Philippines shoe maven to launch jewelry line

Published 9:00 pm Monday, November 6, 2006

MANILA, Philippines – Imelda Marcos, notorious for her extensive shoe collection and eye-popping jewels accrued under her husband’s dictatorship, is launching a jewelry collection using castoffs from her wardrobe and, she claims, flea market finds.

Marcos, known for her shopping trips to ritzy shops in New York while the country wallowed in poverty, says she made the pieces from her old accessories and clothes, mixed with newly bought stones and other materials.

Her daughter, Rep. Imee Marcos, said that unknown to many people, her mother shops for trinkets and accessories at flea markets, and keeps earrings with a missing mate or brooches that have some missing stones.
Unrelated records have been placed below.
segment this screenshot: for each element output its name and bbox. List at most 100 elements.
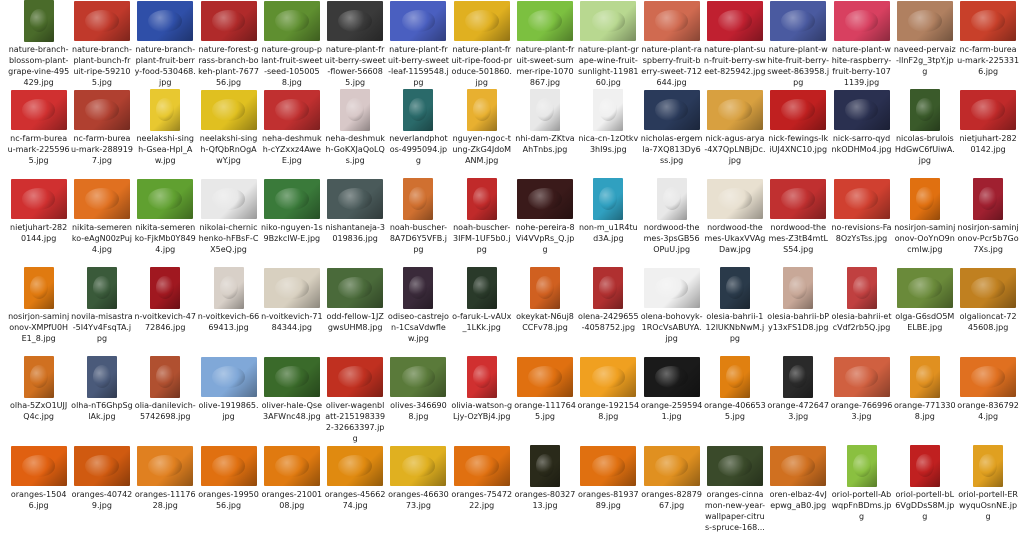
file-item[interactable]: orange-7669963.jpg <box>830 356 893 445</box>
image-thumbnail[interactable] <box>846 445 877 487</box>
image-thumbnail[interactable] <box>643 446 700 486</box>
image-thumbnail[interactable] <box>833 357 890 397</box>
file-item[interactable]: nature-branch-plant-bunch-fruit-ripe-592… <box>70 0 133 89</box>
image-thumbnail[interactable] <box>783 267 814 309</box>
file-item[interactable]: nosirjon-saminjonov-Pcr5b7Go7Xs.jpg <box>956 178 1019 267</box>
file-item[interactable]: olgalioncat-7245608.jpg <box>956 267 1019 356</box>
file-item[interactable]: orange-1921548.jpg <box>577 356 640 445</box>
image-thumbnail[interactable] <box>86 356 117 398</box>
file-item[interactable]: nosirjon-saminjonov-OoYnO9ncmIw.jpg <box>893 178 956 267</box>
file-item[interactable]: neelakshi-singh-Gsea-HpI_Aw.jpg <box>134 89 197 178</box>
image-thumbnail[interactable] <box>200 90 257 130</box>
file-item[interactable]: okeykat-N6uj8CCFv78.jpg <box>513 267 576 356</box>
file-item[interactable]: nordwood-themes-UkaxVVAgDaw.jpg <box>703 178 766 267</box>
file-item[interactable]: nick-agus-arya-4X7QpLNBjDc.jpg <box>703 89 766 178</box>
image-thumbnail[interactable] <box>643 268 700 308</box>
image-thumbnail[interactable] <box>517 1 574 41</box>
image-thumbnail[interactable] <box>643 1 700 41</box>
image-thumbnail[interactable] <box>73 179 130 219</box>
image-thumbnail[interactable] <box>263 357 320 397</box>
image-thumbnail[interactable] <box>23 0 54 42</box>
image-thumbnail[interactable] <box>200 1 257 41</box>
file-item[interactable]: oranges-cinnamon-new-year-wallpaper-citr… <box>703 445 766 534</box>
image-thumbnail[interactable] <box>783 356 814 398</box>
image-thumbnail[interactable] <box>403 178 434 220</box>
file-item[interactable]: oranges-8287967.jpg <box>640 445 703 534</box>
file-item[interactable]: nick-sarro-qydnkODHMo4.jpg <box>830 89 893 178</box>
image-thumbnail[interactable] <box>846 267 877 309</box>
image-thumbnail[interactable] <box>960 90 1017 130</box>
file-item[interactable]: n-voitkevich-6669413.jpg <box>197 267 260 356</box>
image-thumbnail[interactable] <box>453 446 510 486</box>
file-item[interactable]: nature-plant-raspberry-fruit-berry-sweet… <box>640 0 703 89</box>
image-thumbnail[interactable] <box>453 1 510 41</box>
image-thumbnail[interactable] <box>896 1 953 41</box>
file-item[interactable]: oranges-7547222.jpg <box>450 445 513 534</box>
file-item[interactable]: oriol-portell-ERwyquOsnNE.jpg <box>956 445 1019 534</box>
image-thumbnail[interactable] <box>909 89 940 131</box>
file-item[interactable]: nature-group-plant-fruit-sweet-seed-1050… <box>260 0 323 89</box>
image-thumbnail[interactable] <box>833 1 890 41</box>
file-item[interactable]: orange-4726473.jpg <box>767 356 830 445</box>
image-thumbnail[interactable] <box>593 89 624 131</box>
image-thumbnail[interactable] <box>960 357 1017 397</box>
image-thumbnail[interactable] <box>706 446 763 486</box>
image-thumbnail[interactable] <box>466 267 497 309</box>
file-item[interactable]: nature-branch-plant-fruit-berry-food-530… <box>134 0 197 89</box>
file-item[interactable]: oriol-portell-AbwqpFnBDms.jpg <box>830 445 893 534</box>
image-thumbnail[interactable] <box>960 1 1017 41</box>
file-item[interactable]: noah-buscher-8A7D6Y5VFB.jpg <box>387 178 450 267</box>
file-item[interactable]: nguyen-ngoc-tung-ZkG4JdoMANM.jpg <box>450 89 513 178</box>
image-thumbnail[interactable] <box>403 267 434 309</box>
image-thumbnail[interactable] <box>86 267 117 309</box>
image-thumbnail[interactable] <box>327 1 384 41</box>
file-item[interactable]: olive-1919865.jpg <box>197 356 260 445</box>
image-thumbnail[interactable] <box>530 267 561 309</box>
image-thumbnail[interactable] <box>593 267 624 309</box>
image-thumbnail[interactable] <box>517 179 574 219</box>
file-item[interactable]: olesia-bahrii-112lUKNbNwM.jpg <box>703 267 766 356</box>
file-item[interactable]: oranges-8032713.jpg <box>513 445 576 534</box>
file-item[interactable]: olia-danilevich-5742698.jpg <box>134 356 197 445</box>
file-item[interactable]: olena-bohovyk-1ROcVsABUYA.jpg <box>640 267 703 356</box>
file-item[interactable]: nature-plant-fruit-berry-sweet-flower-56… <box>323 0 386 89</box>
file-item[interactable]: orange-4066535.jpg <box>703 356 766 445</box>
file-item[interactable]: nature-plant-sun-fruit-berry-sweet-82594… <box>703 0 766 89</box>
image-thumbnail[interactable] <box>327 446 384 486</box>
file-item[interactable]: nhi-dam-ZKtvaAhTnbs.jpg <box>513 89 576 178</box>
file-item[interactable]: odiseo-castrejon-1CsaVdwflew.jpg <box>387 267 450 356</box>
image-thumbnail[interactable] <box>263 179 320 219</box>
file-item[interactable]: olena-2429655-4058752.jpg <box>577 267 640 356</box>
file-item[interactable]: oren-elbaz-4vJepwg_aB0.jpg <box>767 445 830 534</box>
file-item[interactable]: nature-plant-fruit-ripe-food-produce-501… <box>450 0 513 89</box>
image-thumbnail[interactable] <box>263 90 320 130</box>
file-item[interactable]: olesia-bahrii-bPy13xFS1D8.jpg <box>767 267 830 356</box>
file-item[interactable]: nature-plant-white-raspberry-fruit-berry… <box>830 0 893 89</box>
image-thumbnail[interactable] <box>263 268 320 308</box>
file-item[interactable]: nica-cn-1zOtkv3hI9s.jpg <box>577 89 640 178</box>
image-thumbnail[interactable] <box>150 356 181 398</box>
image-thumbnail[interactable] <box>340 89 371 131</box>
image-thumbnail[interactable] <box>466 356 497 398</box>
image-thumbnail[interactable] <box>719 267 750 309</box>
file-item[interactable]: oranges-407429.jpg <box>70 445 133 534</box>
image-thumbnail[interactable] <box>466 178 497 220</box>
file-item[interactable]: oranges-4566274.jpg <box>323 445 386 534</box>
file-item[interactable]: neha-deshmukh-GoKXJaQoLQs.jpg <box>323 89 386 178</box>
image-thumbnail[interactable] <box>770 446 827 486</box>
file-item[interactable]: nicholas-ergemla-7XQ813Dy6ss.jpg <box>640 89 703 178</box>
image-thumbnail[interactable] <box>390 446 447 486</box>
image-thumbnail[interactable] <box>137 446 194 486</box>
image-thumbnail[interactable] <box>73 446 130 486</box>
image-thumbnail[interactable] <box>263 1 320 41</box>
image-thumbnail[interactable] <box>580 446 637 486</box>
image-thumbnail[interactable] <box>896 268 953 308</box>
image-thumbnail[interactable] <box>403 89 434 131</box>
file-item[interactable]: nordwood-themes-3psGB56OPuU.jpg <box>640 178 703 267</box>
file-item[interactable]: nohe-pereira-8Vi4VVpRs_Q.jpg <box>513 178 576 267</box>
file-item[interactable]: oliver-wagenblatt-2151983392-32663397.jp… <box>323 356 386 445</box>
file-item[interactable]: nature-plant-fruit-berry-sweet-leaf-1159… <box>387 0 450 89</box>
file-item[interactable]: niko-nguyen-1s9BzkcIW-E.jpg <box>260 178 323 267</box>
file-item[interactable]: nick-fewings-IkiUJ4XNC10.jpg <box>767 89 830 178</box>
image-thumbnail[interactable] <box>390 1 447 41</box>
Using a glue gun, scissors or pliers, her mother “can combine them with her vintage items in a way that comes out beautiful,” Imee Marcos told journalists Monday during a promotional photo shoot for “The Imelda Collection,” which is to be launched Nov. 18 in Manila.
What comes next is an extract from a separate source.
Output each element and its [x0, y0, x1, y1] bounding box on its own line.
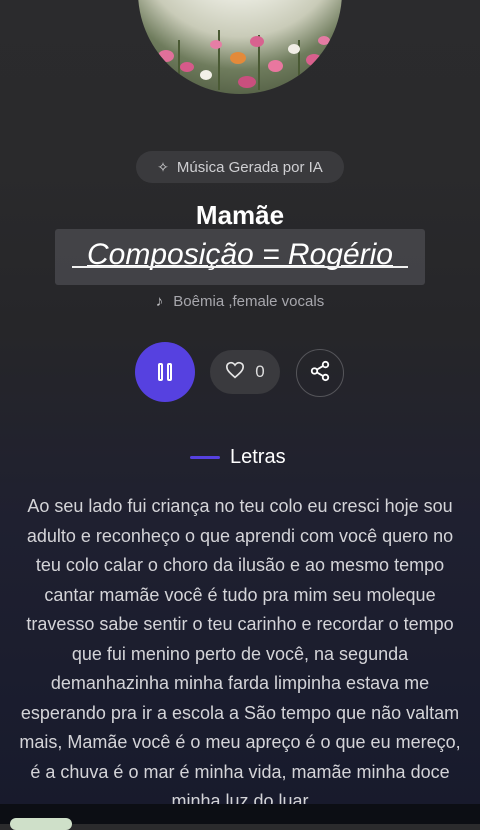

The 77-year-old widow of Ferdinand Marcos reclined on a divan in the seaside garden of a Manila hotel to pose for photos Monday, modeling several chunky necklaces, rings and bracelet sets for a brochure about the collection.
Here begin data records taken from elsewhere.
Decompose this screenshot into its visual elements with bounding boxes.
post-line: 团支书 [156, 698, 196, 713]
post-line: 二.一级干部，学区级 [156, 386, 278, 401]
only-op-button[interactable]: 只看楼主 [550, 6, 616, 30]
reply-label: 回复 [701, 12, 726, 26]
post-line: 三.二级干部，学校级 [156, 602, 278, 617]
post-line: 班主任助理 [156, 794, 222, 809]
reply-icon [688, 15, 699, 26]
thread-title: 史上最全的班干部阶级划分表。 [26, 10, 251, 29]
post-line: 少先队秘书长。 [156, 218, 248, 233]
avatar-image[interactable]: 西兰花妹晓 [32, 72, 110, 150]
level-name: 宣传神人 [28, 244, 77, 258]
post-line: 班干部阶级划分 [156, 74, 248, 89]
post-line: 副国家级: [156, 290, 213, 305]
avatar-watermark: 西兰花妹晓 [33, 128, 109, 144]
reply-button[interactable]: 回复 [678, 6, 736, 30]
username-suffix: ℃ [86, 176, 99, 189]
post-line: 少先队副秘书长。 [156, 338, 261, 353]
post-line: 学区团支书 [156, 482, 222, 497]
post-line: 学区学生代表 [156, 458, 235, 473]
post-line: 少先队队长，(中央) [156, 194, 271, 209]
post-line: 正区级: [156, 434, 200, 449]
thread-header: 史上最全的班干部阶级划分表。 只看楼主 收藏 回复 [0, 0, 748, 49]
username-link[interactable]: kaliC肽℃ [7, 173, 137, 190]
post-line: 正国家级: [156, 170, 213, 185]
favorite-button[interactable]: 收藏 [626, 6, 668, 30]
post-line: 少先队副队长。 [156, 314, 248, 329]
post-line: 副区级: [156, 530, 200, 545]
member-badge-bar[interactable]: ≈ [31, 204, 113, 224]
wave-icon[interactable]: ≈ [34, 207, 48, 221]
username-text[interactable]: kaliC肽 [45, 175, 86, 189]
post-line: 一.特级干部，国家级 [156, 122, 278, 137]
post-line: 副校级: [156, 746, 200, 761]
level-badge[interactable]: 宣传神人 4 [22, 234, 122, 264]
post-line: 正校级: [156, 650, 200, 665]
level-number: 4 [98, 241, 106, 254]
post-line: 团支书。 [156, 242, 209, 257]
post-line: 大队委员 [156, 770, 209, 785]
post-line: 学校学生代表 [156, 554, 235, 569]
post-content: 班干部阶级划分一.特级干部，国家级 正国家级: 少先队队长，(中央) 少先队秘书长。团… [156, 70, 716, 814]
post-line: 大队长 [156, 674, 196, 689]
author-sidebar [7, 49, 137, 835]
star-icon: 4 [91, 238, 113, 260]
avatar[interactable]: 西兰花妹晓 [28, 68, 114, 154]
She said the jewelry collection was the idea of her grandson, Martin “Borgy” Manotoc, who told her, “You are creating beautiful things, like jewels from practically garbage.”

The first designs are only for jewelry and will “not yet” include shoes, her daughter said. But an aide said there are plans to expand the collection to include shoes, clothes and possibly furniture.

Marcos said the items would be inexpensive, costing from $20 to $100. But her daughter said prices and details about the collection still are being ironed out.

The jewelry collection is a far cry from the dozens of suitcases of genuine diamond tiaras, ruby brooches, emerald necklaces and other jewels the government confiscated from Marcos and plans to auction off.

The government has recovered about $1.6 billion in cash and assets from the Marcoses and their associates, including Swiss bank deposits now worth about $680 million.